The problem for legitimate exchange businesses.
In his above mentioned article, Douglas Farah quickly points out:”Another unintended side effect of the growing controls and regulations placed on the casas de cambio and centros cambiarios is that many of those companies are going out of business.” Prior to the stricter 2009-2011 regulations imposed on banks and other financial service companies in Mexico, there were over 7,000 duly registered exchange centers in Mexico. After the regulations, around 3,000 were formally registered. A growing concern is that a good number of the other 4,000 previously registered exchange centers have “gone underground” and may be facilitating money laundering activities.
The majority of the foreign exchange activity activity occurs along U.S.-Mexico border towns (SanYsidro-Tijuana, Calexico-Mexicali, McAllen-Reynosa, El Paso-Ciudad Juarez). In Mexico, Exchange centers abound at airports, tourist locations and U.S.-Mexico border localities. The physical currency most often traded is the U.S. Dollar, although exchange centers also capture Canadian Dollars, Euros, Pounds and other currencies. Retail currency exchangers serve tourists, mexicans being paid in US Dollars (tips, services, etc) and mexican nationals coming back from the US with cash (a preferred method rather than send a money transfer in the US side and collect it at the other side of the border). Bulk currency exchanger providers service retail exchangers and also service non-currency exchangers (supermarkets, casinos, pharmacies, department stores and other businesses that receive US Dollars).

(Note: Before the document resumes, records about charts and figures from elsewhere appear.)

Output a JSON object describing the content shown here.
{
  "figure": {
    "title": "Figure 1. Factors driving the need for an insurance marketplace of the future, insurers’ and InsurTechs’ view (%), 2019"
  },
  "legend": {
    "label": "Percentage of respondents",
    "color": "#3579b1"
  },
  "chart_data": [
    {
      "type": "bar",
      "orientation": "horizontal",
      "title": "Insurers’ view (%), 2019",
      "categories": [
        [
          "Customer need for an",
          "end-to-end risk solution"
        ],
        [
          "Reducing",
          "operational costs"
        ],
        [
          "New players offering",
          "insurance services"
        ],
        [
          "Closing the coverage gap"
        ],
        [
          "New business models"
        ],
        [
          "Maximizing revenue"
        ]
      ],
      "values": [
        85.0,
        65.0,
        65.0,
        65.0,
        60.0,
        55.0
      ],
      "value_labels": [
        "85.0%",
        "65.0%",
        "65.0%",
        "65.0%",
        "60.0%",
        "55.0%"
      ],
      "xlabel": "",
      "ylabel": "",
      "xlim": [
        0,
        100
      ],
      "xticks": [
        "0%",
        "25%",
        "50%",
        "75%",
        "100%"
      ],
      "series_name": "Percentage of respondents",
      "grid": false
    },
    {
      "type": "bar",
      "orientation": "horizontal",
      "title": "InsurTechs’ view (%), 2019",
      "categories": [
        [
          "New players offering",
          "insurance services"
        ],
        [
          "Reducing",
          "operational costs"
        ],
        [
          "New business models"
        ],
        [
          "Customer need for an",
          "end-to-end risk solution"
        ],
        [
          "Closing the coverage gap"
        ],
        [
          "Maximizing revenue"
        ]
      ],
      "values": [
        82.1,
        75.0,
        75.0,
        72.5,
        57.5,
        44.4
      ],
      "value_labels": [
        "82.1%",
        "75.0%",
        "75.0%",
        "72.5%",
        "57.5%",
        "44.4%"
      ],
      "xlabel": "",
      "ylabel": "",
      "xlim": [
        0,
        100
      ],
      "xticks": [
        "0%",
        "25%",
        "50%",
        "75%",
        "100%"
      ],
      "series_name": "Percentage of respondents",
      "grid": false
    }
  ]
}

Most larger and traditional exchangers have developed AML programs, trained their personnel, designed KYC rules and methods to mitigate risk and survive in a very complicated environment. But these exchange centers are in need of a financial intermediary that will receive its U.S. bank notes. Restrictions in the amounts of U.S. dollars they can deposit into bank accounts in Mexico has limited the possibility of disposing of the US bank notes in Mexico and they need a US Bank (almost impossible to find) – or a US MSB that exchanges these bank notes and in turn deposits these funds in a US Bank.

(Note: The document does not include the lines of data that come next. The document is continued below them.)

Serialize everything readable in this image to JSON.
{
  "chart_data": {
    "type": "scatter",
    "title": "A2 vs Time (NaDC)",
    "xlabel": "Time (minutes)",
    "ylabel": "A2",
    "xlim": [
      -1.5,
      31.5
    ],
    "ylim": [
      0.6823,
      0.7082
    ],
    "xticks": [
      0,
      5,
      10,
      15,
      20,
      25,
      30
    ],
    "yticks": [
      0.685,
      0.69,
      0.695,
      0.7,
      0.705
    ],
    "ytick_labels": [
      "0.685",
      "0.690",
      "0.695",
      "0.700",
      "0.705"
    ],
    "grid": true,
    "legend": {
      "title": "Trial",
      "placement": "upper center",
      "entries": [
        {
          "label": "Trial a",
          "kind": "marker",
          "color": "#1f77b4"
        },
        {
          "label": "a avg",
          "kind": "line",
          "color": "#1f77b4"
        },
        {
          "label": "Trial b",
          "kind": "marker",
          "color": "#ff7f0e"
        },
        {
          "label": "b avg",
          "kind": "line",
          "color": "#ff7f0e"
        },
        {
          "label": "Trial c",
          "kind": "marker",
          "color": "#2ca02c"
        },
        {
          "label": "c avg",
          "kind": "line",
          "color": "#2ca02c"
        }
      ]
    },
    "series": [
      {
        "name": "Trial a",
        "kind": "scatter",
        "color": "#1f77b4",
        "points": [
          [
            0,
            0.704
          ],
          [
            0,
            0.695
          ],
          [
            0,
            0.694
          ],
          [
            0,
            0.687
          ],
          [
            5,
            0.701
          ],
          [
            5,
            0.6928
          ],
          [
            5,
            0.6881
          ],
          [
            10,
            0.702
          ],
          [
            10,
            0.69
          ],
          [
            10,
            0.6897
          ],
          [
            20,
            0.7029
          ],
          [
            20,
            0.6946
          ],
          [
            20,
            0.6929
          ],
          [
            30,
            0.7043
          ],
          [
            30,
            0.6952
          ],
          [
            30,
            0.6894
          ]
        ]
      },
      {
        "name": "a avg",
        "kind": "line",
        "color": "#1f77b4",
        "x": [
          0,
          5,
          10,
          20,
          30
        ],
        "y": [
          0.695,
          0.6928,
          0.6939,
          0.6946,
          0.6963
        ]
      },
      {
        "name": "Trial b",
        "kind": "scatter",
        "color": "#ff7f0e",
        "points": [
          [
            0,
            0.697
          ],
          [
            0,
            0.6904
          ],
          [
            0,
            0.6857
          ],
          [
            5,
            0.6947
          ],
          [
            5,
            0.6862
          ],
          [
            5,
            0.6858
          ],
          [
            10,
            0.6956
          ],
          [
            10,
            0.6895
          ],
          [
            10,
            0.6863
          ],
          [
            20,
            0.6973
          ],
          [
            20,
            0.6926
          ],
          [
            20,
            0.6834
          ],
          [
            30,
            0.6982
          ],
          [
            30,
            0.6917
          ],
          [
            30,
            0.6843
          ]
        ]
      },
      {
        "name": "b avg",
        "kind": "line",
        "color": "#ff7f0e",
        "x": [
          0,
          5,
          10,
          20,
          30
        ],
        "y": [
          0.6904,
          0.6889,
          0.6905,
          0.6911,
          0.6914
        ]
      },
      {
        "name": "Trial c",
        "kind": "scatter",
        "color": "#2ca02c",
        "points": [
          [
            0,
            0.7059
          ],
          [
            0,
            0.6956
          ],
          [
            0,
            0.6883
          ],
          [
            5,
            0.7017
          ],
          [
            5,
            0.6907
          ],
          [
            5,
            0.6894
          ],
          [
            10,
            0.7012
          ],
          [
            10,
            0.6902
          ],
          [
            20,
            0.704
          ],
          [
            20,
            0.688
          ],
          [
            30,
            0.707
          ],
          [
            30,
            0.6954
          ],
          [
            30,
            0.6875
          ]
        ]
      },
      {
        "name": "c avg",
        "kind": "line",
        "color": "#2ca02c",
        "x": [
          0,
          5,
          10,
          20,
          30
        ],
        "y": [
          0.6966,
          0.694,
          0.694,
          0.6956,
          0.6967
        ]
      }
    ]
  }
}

Our Workshop at IMTC USA 2014: Forex at the US-Mexico Border
With the current state of affairs, it is extremely hard for legitimate businesses to exist. A few brave ones are doing the best they can to survive, in Mexico and the US, and we at IMTC want to hear from them, as well as the US Banks that are banking them. We turned to Compliance Plus, a New Jersey firm that is advising some of these businesses to design a Workshop where we could have a series of panels to listen, analyze, discuss best practices and help the industry to find the way to stay in business, minimizing the risk and meeting regulator’s concerns in both sides of the border. Should legitimate businesses disappear because the risks are too high? Oscar Herasme from Compliance Plus has published this summary of Compliance Plus view of the situation and we will hear in San Diego, on Wednesday, June 25th, his detailed presentation that will open the Workshop.